Minor details such as how to finance it have yet to be agreed. White House Chief of Staff Mick Mulvaney doubts the deal will come to fruition anyway, given differences between the parties on environmental regulations surrounding new projects.
But it’s difficult to think of a worse way to make major policy than to dream up a big round number and then work backwards in deciding how money is spent.
Indeed, if $2 trillion is the answer, then what, exactly, is the economic question?
Is $2 trillion the amount needed to invest in targeted public goods that the market would not or could not provide? Is $2 trillion the amount the politicians think is needed for specific projects to enhance long‐term economic growth? Is $2 trillion the amount politicians feel is necessary to repair existing infrastructure? Is $2 trillion what they feel the federal infrastructure contribution needs to be to alleviate negative externalities such as pollution? Or is $2 trillion maybe what they think is necessary to create shovel ready jobs to minimize unemployment?

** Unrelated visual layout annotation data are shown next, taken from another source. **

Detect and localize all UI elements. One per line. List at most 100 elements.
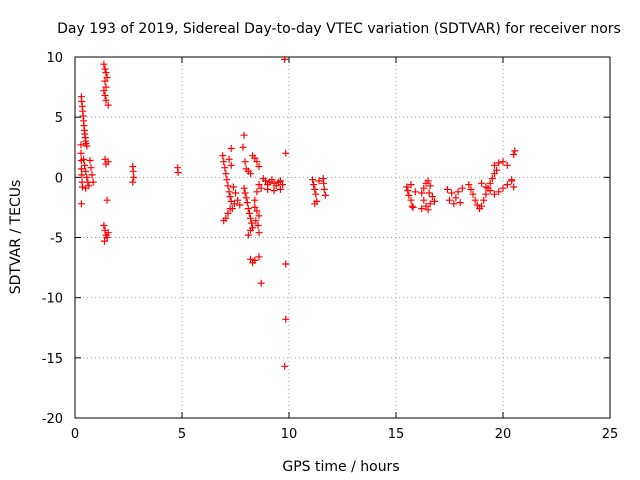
data-point <box>315 177 323 185</box>
data-point <box>240 184 248 192</box>
data-point <box>221 164 229 172</box>
data-point <box>243 199 251 207</box>
data-point <box>230 200 238 208</box>
data-point <box>77 200 85 208</box>
data-point <box>130 173 138 181</box>
data-point <box>311 185 319 193</box>
data-point <box>224 209 232 217</box>
data-point <box>486 187 494 195</box>
x-tick-labels: 0 5 10 15 20 25 <box>71 427 618 442</box>
y-tick-label: 0 <box>55 171 63 186</box>
data-point <box>482 183 490 191</box>
data-point <box>276 177 284 185</box>
data-point <box>443 185 451 193</box>
data-point <box>251 256 259 264</box>
data-point <box>480 196 488 204</box>
data-point <box>228 205 236 213</box>
data-point <box>220 158 228 166</box>
x-tick-label: 25 <box>602 427 619 442</box>
data-point <box>425 189 433 197</box>
data-point <box>418 189 426 197</box>
data-point <box>276 185 284 193</box>
data-point <box>320 179 328 187</box>
data-point <box>229 183 237 191</box>
data-point <box>234 196 242 204</box>
data-point <box>255 229 263 237</box>
data-point <box>321 191 329 199</box>
data-point <box>77 165 85 173</box>
data-point <box>129 178 137 186</box>
data-point <box>236 201 244 209</box>
data-point <box>407 181 415 189</box>
data-point <box>241 158 249 166</box>
data-point <box>248 219 256 227</box>
data-point <box>310 181 318 189</box>
data-point <box>262 177 269 185</box>
x-tick-label: 10 <box>281 427 298 442</box>
axis-ticks <box>74 56 611 419</box>
data-point <box>247 226 254 234</box>
data-point <box>251 196 259 204</box>
data-point <box>431 197 438 205</box>
data-points <box>77 55 519 370</box>
data-point <box>103 196 111 204</box>
data-point <box>510 183 518 191</box>
data-point <box>101 65 109 73</box>
data-point <box>495 159 503 167</box>
data-point <box>100 60 108 68</box>
data-point <box>465 181 473 189</box>
data-point <box>254 222 262 229</box>
y-tick-label: 10 <box>46 51 63 66</box>
data-point <box>405 191 413 199</box>
data-point <box>404 187 412 195</box>
data-point <box>242 194 250 202</box>
data-point <box>467 185 475 193</box>
y-tick-label: -10 <box>42 292 63 307</box>
data-point <box>478 202 486 210</box>
data-point <box>424 177 432 185</box>
data-point <box>102 69 110 77</box>
y-axis-label: SDTVAR / TECUs <box>8 180 24 295</box>
data-point <box>493 166 501 174</box>
data-point <box>83 142 91 150</box>
x-tick-label: 15 <box>388 427 405 442</box>
y-tick-label: -20 <box>42 412 63 427</box>
data-point <box>81 161 89 169</box>
data-point <box>448 189 456 197</box>
data-point <box>87 164 95 172</box>
data-point <box>510 151 518 158</box>
data-point <box>104 101 112 109</box>
data-point <box>420 196 428 204</box>
data-point <box>486 179 494 187</box>
data-point <box>82 184 90 192</box>
data-point <box>320 185 328 193</box>
data-point <box>104 158 112 166</box>
data-point <box>279 181 287 189</box>
y-tick-label: -15 <box>42 352 63 367</box>
data-point <box>452 194 460 202</box>
data-point <box>426 182 434 190</box>
data-point <box>225 155 233 163</box>
y-tick-labels: -20 -15 -10 -5 0 5 10 <box>42 51 63 427</box>
data-point <box>100 222 108 229</box>
data-point <box>255 163 263 170</box>
data-point <box>89 178 97 186</box>
data-point <box>424 206 432 214</box>
data-point <box>239 143 247 151</box>
data-point <box>129 167 137 175</box>
data-point <box>408 202 416 210</box>
data-point <box>403 183 411 191</box>
data-point <box>251 203 259 211</box>
data-point <box>102 96 110 104</box>
data-point <box>225 188 233 196</box>
data-point <box>281 55 289 63</box>
data-point <box>247 170 254 178</box>
data-point <box>257 279 265 287</box>
data-point <box>257 184 265 192</box>
data-point <box>311 200 319 208</box>
data-point <box>471 196 479 204</box>
data-point <box>244 205 252 213</box>
data-point <box>77 149 85 157</box>
data-point <box>255 181 263 189</box>
data-point <box>103 74 111 81</box>
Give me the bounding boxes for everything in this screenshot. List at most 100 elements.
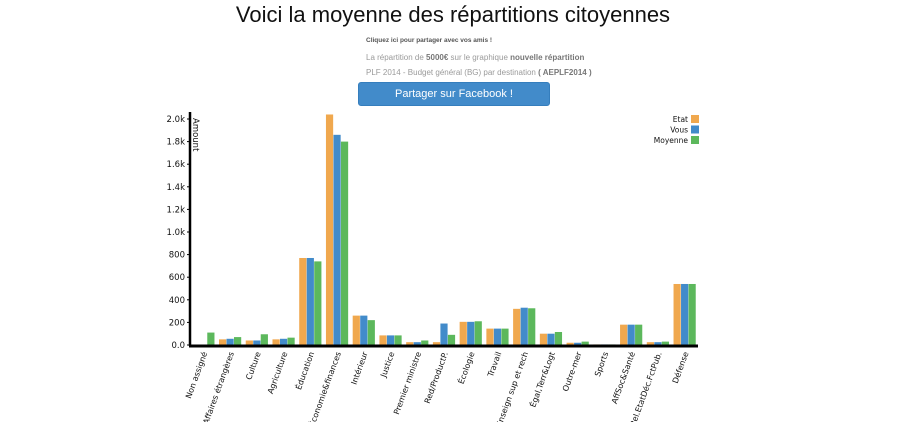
bar-moyenne xyxy=(474,321,482,345)
x-category-label: Premier ministre xyxy=(392,351,423,416)
bar-vous xyxy=(627,324,635,345)
y-tick-label: 1.8k xyxy=(167,138,186,148)
bar-etat xyxy=(432,342,441,345)
bar-etat xyxy=(379,335,387,345)
legend-label: Moyenne xyxy=(654,136,689,145)
bar-etat xyxy=(219,339,227,345)
bar-vous xyxy=(574,342,582,345)
bar-etat xyxy=(299,257,307,345)
page-title: Voici la moyenne des répartitions citoye… xyxy=(235,2,671,27)
bar-etat xyxy=(325,114,334,345)
bar-moyenne xyxy=(554,332,563,345)
bar-etat xyxy=(406,342,414,345)
y-tick-label: 1.2k xyxy=(167,205,186,215)
repartition-highlight: nouvelle répartition xyxy=(510,53,585,62)
x-category-label: Sports xyxy=(593,351,610,378)
bar-vous xyxy=(520,307,528,345)
bar-moyenne xyxy=(581,341,589,345)
bar-moyenne xyxy=(207,332,215,345)
bar-moyenne xyxy=(234,337,242,345)
x-category-label: Red/ProductP. xyxy=(423,351,450,405)
bar-moyenne xyxy=(340,141,349,345)
bar-vous xyxy=(226,338,234,345)
legend-label: Etat xyxy=(673,115,688,124)
bar-vous xyxy=(493,328,502,345)
bar-moyenne xyxy=(661,341,669,345)
bar-vous xyxy=(279,338,288,345)
x-category-label: Justice xyxy=(379,351,397,380)
bar-etat xyxy=(245,340,253,345)
bar-moyenne xyxy=(394,335,402,345)
bar-moyenne xyxy=(314,261,322,345)
bar-etat xyxy=(673,283,681,345)
bar-etat xyxy=(459,321,467,345)
plf-label: PLF 2014 - Budget général (BG) par desti… xyxy=(366,68,539,77)
bar-vous xyxy=(467,321,475,345)
y-tick-label: 600 xyxy=(169,273,185,283)
bar-etat xyxy=(513,308,521,345)
bar-etat xyxy=(620,324,628,345)
y-tick-label: 200 xyxy=(169,318,185,328)
facebook-share-button[interactable]: Partager sur Facebook ! xyxy=(358,82,550,106)
bar-moyenne xyxy=(635,324,643,345)
repartition-amount: 5000€ xyxy=(426,53,449,62)
bar-etat xyxy=(272,339,280,345)
y-axis-ticks: 0.0 200 400 600 800 1.0k 1.2k 1.4k 1.6k 1.8k 2.0k xyxy=(167,115,190,351)
bar-vous xyxy=(413,342,421,345)
bar-moyenne xyxy=(688,283,696,345)
bar-vous xyxy=(440,323,448,345)
x-category-label: Défense xyxy=(670,350,691,384)
bar-etat xyxy=(646,342,654,345)
bar-moyenne xyxy=(260,334,268,345)
repartition-text: La répartition de 5000€ sur le graphique… xyxy=(366,53,584,62)
bar-vous xyxy=(681,283,689,345)
y-tick-label: 0.0 xyxy=(171,341,185,351)
repartition-prefix: La répartition de xyxy=(366,53,427,62)
legend-label: Vous xyxy=(670,126,688,135)
x-category-label: Travail xyxy=(486,351,504,379)
bar-moyenne xyxy=(501,328,509,345)
x-category-label: AffSoc&Santé xyxy=(609,350,637,405)
y-tick-label: 1.0k xyxy=(167,228,186,238)
x-category-label: Intérieur xyxy=(349,350,370,386)
share-link[interactable]: Cliquez ici pour partager avec vos amis … xyxy=(366,37,493,44)
bar-moyenne xyxy=(367,320,375,345)
y-tick-label: 1.6k xyxy=(167,160,186,170)
y-axis-title: Amount xyxy=(190,118,200,152)
bar-etat xyxy=(539,333,548,345)
legend-swatch xyxy=(691,136,699,144)
x-category-label: Éducation xyxy=(292,350,316,391)
bar-marks xyxy=(192,114,696,346)
x-category-label: Non assigné xyxy=(183,350,209,400)
legend-swatch xyxy=(691,125,699,134)
x-category-label: Écologie xyxy=(455,350,477,385)
repartition-middle: sur le graphique xyxy=(448,53,511,62)
bar-vous xyxy=(306,257,314,345)
bar-etat xyxy=(566,342,574,345)
bar-moyenne xyxy=(528,308,536,345)
x-category-label: Culture xyxy=(244,351,262,382)
bar-etat xyxy=(486,328,494,345)
bar-etat xyxy=(352,315,360,345)
plf-text: PLF 2014 - Budget général (BG) par desti… xyxy=(366,68,592,77)
bar-vous xyxy=(333,134,341,345)
bar-vous xyxy=(547,333,555,345)
y-tick-label: 400 xyxy=(169,296,185,306)
bar-vous xyxy=(253,340,261,345)
x-category-label: Outre-mer xyxy=(561,350,584,393)
bar-moyenne xyxy=(421,340,429,345)
bar-vous xyxy=(360,315,368,345)
y-tick-label: 2.0k xyxy=(167,115,186,125)
x-category-label: Agriculture xyxy=(266,351,290,395)
y-tick-label: 800 xyxy=(169,251,185,261)
bar-vous xyxy=(386,335,395,345)
bar-moyenne xyxy=(447,334,456,345)
bar-vous xyxy=(654,342,662,345)
plf-code: ( AEPLF2014 ) xyxy=(538,68,592,77)
bar-moyenne xyxy=(287,337,295,345)
x-category-label: Égal,Terr&Logt xyxy=(527,350,557,409)
y-tick-label: 1.4k xyxy=(167,183,186,193)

Judging by the joint post‐meeting statement from Speaker Pelosi and Senator Schumer, the Democrats have no coherent answer here. Within their 224‐word statement, they outlined no fewer than 9 distinct policy aims or ambitions that any infrastructure package would be trying to meet:
- “creating jobs immediately”
- “bolstering commerce”
- “advancing public health with clean air and clean water”
- “improving the safety of our transportation”
- “expanding broadband to…underserved areas”
- “being for the future”
- paying “the prevailing wage”
- involving “women, veteran and minority‐owned businesses in construction”
- addressing needs in “every congressional district”
Whatever the economic case for a major infrastructure program (and for my thoughts on that, read here), it should be obvious that these aims contradict one another.
Lots of projects with high returns take extensive planning and won’t “create jobs immediately.” Investment in safety might come at the expense of other projects that bolster commerce. Paying “the prevailing wage” will likely leave fewer resources to address needs in more districts. Selecting contractors based on the demographics of the owners might trade‐off the safety quality of the job. Focusing on safety upgrades for existing infrastructure means fewer resources for “the future.” Addressing needs in every district and expanding rural broadband is almost certainly not the best way to bolster overall commerce. I could go on.
This plethora of aims is grist to the mill for a conclusion I reached back in 2017:
The sad truth is that infrastructure investment through the political process rarely prioritises long‐term growth. Other considerations dominate, whether electoral advantage or regeneration of an area – even when market signals point to the need to expand booming regions.
The conflicted role of being both the promoter of a project and being responsible for examining its failures and risks leads politicians to make over‐optimistic claims about a scheme’s benefits relevant to costs.
In principle, smart investments in infrastructure can sometimes improve economic welfare. But when huge amounts of federal money is seen as a communal pot for a host of social, environmental, local and “make work” objectives, the chances that such money will be spent wisely looks slim.